Officers have not said where specifically the remains were found, but described the area as a rural part of Jefferson County. At the time of her May 2010 disappearance, Bentley reportedly traveled by car with her friend, Jennifer Wyatt-Paplham, to the southern Illinois town of Mount Vernon. The women planned to visit Wyatt-Paplham’s boyfriend, who was rehabbing a house in the area, Bentley’s husband, Scott Bentley said at the time.
In an email Tuesday morning, Scott Bentley declined to speak about the discovery of his wife’s remains.
“Due to the ongoing investigation, I am not at liberty to comment at this time,” he said.
At the time Beth Bentley’s missing persons report was filed, officers and police dogs searched the house where she last was said to have been staying, and flyers seeking information about her whereabouts were distributed throughout McHenry County, Chicago, Las Vegas, Arizona and California, according to probate court records.
Years passed, and those who knew Beth Bentley pressed for answers on blogs and missing persons Facebook groups, but little developed until police made their 2017 discovery. In the time that she had been missing, Beth Bentley missed her father’s funeral, the birth of her brother’s children and the birth of her first grandson, records show.
Most recently, new information led state police to a rural location in Jefferson County, where burned human remains were recovered Dec. 4, 2017. Later that month, a McHenry County judge granted Bentley’s husband’s request to have his wife presumed dead.

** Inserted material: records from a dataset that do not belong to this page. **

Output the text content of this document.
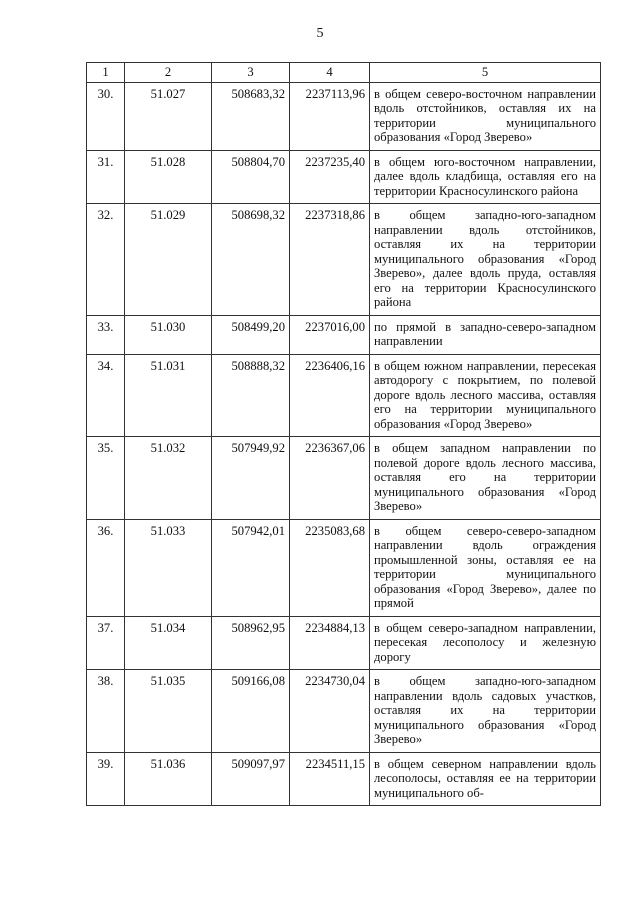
5
1	2	3	4	5
30.	51.027	508683,32	2237113,96	в общем северо-восточном направлении вдоль отстойников, оставляя их на территории муниципального образования «Город Зверево»
31.	51.028	508804,70	2237235,40	в общем юго-восточном направлении, далее вдоль кладбища, оставляя его на территории Красносулинского района
32.	51.029	508698,32	2237318,86	в общем западно-юго-западном направлении вдоль отстойников, оставляя их на территории муниципального образования «Город Зверево», далее вдоль пруда, оставляя его на территории Красносулинского района
33.	51.030	508499,20	2237016,00	по прямой в западно-северо-западном направлении
34.	51.031	508888,32	2236406,16	в общем южном направлении, пересекая автодорогу с покрытием, по полевой дороге вдоль лесного массива, оставляя его на территории муниципального образования «Город Зверево»
35.	51.032	507949,92	2236367,06	в общем западном направлении по полевой дороге вдоль лесного массива, оставляя его на территории муниципального образования «Город Зверево»
36.	51.033	507942,01	2235083,68	в общем северо-северо-западном направлении вдоль ограждения промышленной зоны, оставляя ее на территории муниципального образования «Город Зверево», далее по прямой
37.	51.034	508962,95	2234884,13	в общем северо-западном направлении, пересекая лесополосу и железную дорогу
38.	51.035	509166,08	2234730,04	в общем западно-юго-западном направлении вдоль садовых участков, оставляя их на территории муниципального образования «Город Зверево»
39.	51.036	509097,97	2234511,15	в общем северном направлении вдоль лесополосы, оставляя ее на территории муниципального об-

After police recovered the remains, a forensic anthropology team in Indiana tried to extract DNA for more than a year before an identification was made. The remains had not yet made their way back to Illinois as of Tuesday morning, Jefferson County Coroner Roger Hayes said.
“Eventually, I think the plan would be to return them to the family, but for now we’re going to hold them until the case can be reviewed,” Hayes said.
Police have directed additional questions to the Jefferson County State’s Attorney’s Office, which is reviewing the case, a representative from Illinois State Police Department confirmed. Jefferson County State’s Attorney Sean Featherstun could not be reached Tuesday to comment on whether charges might be forthcoming.
The Woodstock Police Department has played a “supportive” role in the investigation, being led by the Illinois State Police Department, Woodstock Police Chief Jon Lieb said.
“Hopefully this begins the process of bringing closure to the family as well as to the Woodstock community on the disappearance of Beth,” Lieb said.
Beth Bentley who was reported May 23, 2010, when she was expected to return from the weekend trip to Mount Vernon with her friend, Wyatt-Paplham. The friend initially told police she dropped off Beth Bentley at an Amtrak station in Centralia and that Beth Bentley was expected to take a train back to her Woodstock home. She never returned.
Police and prosecutors questioned Wyatt-Paplham’s account of Bentley’s disappearance, and in March 2012, Wyatt-Paplham was charged with obstructing justice in relation to her friend’s disappearance. A judge tossed out the charges later that year, and no new charges have been filed in connection with Beth Bentley’s death since.